SymptomFirst reach forWhat it tells you
Crash / error / panicthe error text + Console.app (or log show --last 10m)the actual exception, signal, and stack
Hang / deadlock / spinnersample <pid> 5 then spindumpwhere every thread is stuck right now
High CPU / running hotps -Ao pid,pcpu,comm -r | head -20 then Activity Monitor (Energy/CPU tab)which process is burning cycles
High memory / swapps -Ao pid,rss,comm -m | head -20, Activity Monitor (Memory tab)the leaker; watch RSS climb over time
Slow operationsample during the slow window, or time <cmd>CPU-bound vs blocked-on-I/O
Stuck on a file / portlsof -p <pid>, lsof <path>, lsof -i :<port>open handles, who holds the lock/port
Disk / “no space”df -h, du -sh *full volume or inode exhaustion
Serial / USB / devicels /dev/tty.* /dev/cu.*, ioreg -p IOUSB, system_profiler SPUSBDataTypewhether the OS even sees the device
Syscall-level mysterysudo dtruss -p <pid> (macOS) / strace -p <pid> (Linux)every syscall and where it blocks

Gotchas

  • sample <pid> 5 over spindump first. sample runs without sudo, profiles one process for N seconds, and prints the hot call stack — usually enough to see a busy-wait or a blocking call. Reach for spindump (needs sudo) when the whole system stalls or you need every process’s state, including the kernel.
  • macOS has no strace. Use sudo dtruss -p <pid> or dtruss -f <cmd>. It needs sudo and, for some targets, SIP relaxed. On Linux, strace -f -p <pid>. dtrace/dtruss will silently produce nothing if the process is sandboxed.
  • “Running hot” is usually one runaway process, not the hardware. Sort by CPU (ps -Ao pid,pcpu,comm -r) before blaming the fan or thermal paste. A WindowServer, mds/mdworker (Spotlight indexing), or kernel_task (thermal throttling) at the top each point to a different root cause. kernel_task high often means the OS is throttling to cool down, not that it is the culprit.
  • A hang “after generating the PDF” is usually a not-yet-closed resource. A child process that never exits, a pipe whose reader is gone, an unflushed/never closed file handle, or a wait() on a process that already died. lsof -p <pid> shows the dangling handles; sample shows the thread parked in read/wait. Check for a subprocess (e.g. a renderer) the parent is blocking on.
  • Slow image loading: separate decode from I/O from network. sample during the load: a stack deep in image-decode is CPU-bound (wrong format/size, no thumbnail cache); a stack in read/recv is I/O- or network-bound (cold disk, remote fetch, no caching).

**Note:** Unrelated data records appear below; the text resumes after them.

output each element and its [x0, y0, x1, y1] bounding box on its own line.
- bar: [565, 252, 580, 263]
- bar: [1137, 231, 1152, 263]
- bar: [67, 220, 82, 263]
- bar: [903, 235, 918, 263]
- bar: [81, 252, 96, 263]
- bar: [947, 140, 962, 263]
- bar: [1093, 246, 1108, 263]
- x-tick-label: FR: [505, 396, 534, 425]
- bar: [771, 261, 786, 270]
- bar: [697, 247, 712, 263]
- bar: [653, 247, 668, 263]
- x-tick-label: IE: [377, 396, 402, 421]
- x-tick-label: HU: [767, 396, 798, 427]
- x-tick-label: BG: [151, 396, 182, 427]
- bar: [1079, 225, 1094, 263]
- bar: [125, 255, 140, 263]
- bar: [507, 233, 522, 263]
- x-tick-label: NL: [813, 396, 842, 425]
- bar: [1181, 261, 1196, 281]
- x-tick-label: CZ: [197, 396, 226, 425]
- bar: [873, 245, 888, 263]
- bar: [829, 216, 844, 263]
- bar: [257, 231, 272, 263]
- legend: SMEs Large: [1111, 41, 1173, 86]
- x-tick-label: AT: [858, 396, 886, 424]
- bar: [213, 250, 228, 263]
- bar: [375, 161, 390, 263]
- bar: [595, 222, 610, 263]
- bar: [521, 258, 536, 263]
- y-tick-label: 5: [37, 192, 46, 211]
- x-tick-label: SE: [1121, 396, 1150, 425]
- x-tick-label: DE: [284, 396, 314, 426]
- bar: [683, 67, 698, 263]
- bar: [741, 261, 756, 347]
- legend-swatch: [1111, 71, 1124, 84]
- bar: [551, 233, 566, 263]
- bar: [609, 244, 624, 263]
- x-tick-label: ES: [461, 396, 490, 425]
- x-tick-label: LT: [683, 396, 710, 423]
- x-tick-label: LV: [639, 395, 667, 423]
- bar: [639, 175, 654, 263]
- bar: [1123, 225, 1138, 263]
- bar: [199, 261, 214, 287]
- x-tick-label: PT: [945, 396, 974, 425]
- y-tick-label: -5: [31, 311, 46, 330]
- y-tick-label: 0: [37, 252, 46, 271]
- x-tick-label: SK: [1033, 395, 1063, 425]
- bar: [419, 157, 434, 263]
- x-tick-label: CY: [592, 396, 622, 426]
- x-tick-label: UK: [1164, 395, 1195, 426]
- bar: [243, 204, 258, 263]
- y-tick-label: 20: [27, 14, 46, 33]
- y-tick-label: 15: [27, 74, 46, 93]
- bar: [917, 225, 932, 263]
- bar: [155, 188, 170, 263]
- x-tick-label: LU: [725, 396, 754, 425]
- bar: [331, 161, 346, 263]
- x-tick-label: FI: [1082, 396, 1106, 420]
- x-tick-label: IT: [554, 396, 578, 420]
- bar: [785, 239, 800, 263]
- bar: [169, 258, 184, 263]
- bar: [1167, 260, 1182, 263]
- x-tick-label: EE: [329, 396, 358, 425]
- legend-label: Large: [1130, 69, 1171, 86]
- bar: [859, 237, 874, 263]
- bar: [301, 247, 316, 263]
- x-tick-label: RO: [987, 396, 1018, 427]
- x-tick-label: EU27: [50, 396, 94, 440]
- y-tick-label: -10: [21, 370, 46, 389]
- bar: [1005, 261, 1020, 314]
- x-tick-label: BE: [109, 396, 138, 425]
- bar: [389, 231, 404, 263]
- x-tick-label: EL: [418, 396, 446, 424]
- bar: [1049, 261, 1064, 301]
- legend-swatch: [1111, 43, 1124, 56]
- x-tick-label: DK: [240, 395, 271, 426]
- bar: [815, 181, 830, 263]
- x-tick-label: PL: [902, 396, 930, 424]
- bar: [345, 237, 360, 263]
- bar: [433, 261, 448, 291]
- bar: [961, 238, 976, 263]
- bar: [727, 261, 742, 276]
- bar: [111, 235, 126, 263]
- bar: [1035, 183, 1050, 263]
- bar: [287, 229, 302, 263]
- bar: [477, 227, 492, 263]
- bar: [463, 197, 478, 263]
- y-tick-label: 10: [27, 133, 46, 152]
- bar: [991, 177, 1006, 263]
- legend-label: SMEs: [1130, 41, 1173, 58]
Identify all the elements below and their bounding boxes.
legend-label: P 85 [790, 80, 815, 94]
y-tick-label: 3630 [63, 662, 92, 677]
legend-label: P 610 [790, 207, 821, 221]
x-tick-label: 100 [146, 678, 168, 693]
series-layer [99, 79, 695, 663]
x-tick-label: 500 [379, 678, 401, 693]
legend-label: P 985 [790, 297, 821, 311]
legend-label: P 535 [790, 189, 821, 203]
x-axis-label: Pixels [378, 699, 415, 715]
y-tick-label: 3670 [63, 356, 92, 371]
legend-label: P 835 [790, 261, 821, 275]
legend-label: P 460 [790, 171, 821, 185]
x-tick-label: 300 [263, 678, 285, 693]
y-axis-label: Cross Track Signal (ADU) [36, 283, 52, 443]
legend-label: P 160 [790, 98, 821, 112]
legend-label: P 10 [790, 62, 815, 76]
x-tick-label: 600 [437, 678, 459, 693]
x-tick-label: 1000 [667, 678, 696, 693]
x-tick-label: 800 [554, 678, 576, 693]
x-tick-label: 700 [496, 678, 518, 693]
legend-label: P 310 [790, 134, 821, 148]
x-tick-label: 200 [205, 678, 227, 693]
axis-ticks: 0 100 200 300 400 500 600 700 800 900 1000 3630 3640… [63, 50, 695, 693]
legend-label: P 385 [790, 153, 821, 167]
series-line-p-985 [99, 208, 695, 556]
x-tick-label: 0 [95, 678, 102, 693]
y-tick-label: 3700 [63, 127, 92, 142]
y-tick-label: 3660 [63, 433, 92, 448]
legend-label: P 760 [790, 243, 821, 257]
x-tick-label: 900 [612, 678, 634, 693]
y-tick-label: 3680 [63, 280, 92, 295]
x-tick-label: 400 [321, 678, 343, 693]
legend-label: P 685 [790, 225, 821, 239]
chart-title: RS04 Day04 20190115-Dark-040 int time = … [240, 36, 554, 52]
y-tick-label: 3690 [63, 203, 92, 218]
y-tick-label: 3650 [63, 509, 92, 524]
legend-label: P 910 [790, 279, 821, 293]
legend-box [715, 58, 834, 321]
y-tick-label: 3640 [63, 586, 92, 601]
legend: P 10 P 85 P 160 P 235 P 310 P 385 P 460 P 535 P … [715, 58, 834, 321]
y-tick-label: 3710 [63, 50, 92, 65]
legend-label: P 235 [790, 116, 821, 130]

Do not optimize the decoder if the time is in the socket.
  • Intermittent under load points at a resource limit, not logic. File descriptors (ulimit -n, lsof -p <pid> \| wc -l), thread/connection pools, or memory pressure. The code is correct; it is starved.
  • Verify against the reproduction, not against vibes. “It seems faster” is not a fix. Re-run the captured trigger with and without the change and compare the same measurement.

Report

Present a concise summary:

## Runtime issue: <one-line symptom>
- Reproduction: <exact trigger>
- Isolated to: <component / file / process>
- Root cause: <falsifiable explanation>
- Evidence: <the sample/lsof/log line that proves it>
- Fix: <smallest change>, verified by <re-running the trigger>

If the fix involves a code change you want applied, committed, and re-tested in one shot, hand off to [[fix-and-retry]] (CI) or apply locally and re-run the reproduction. For suspicious processes, unknown listeners, or possible compromise rather than a performance/correctness bug, route to [[audit-security]].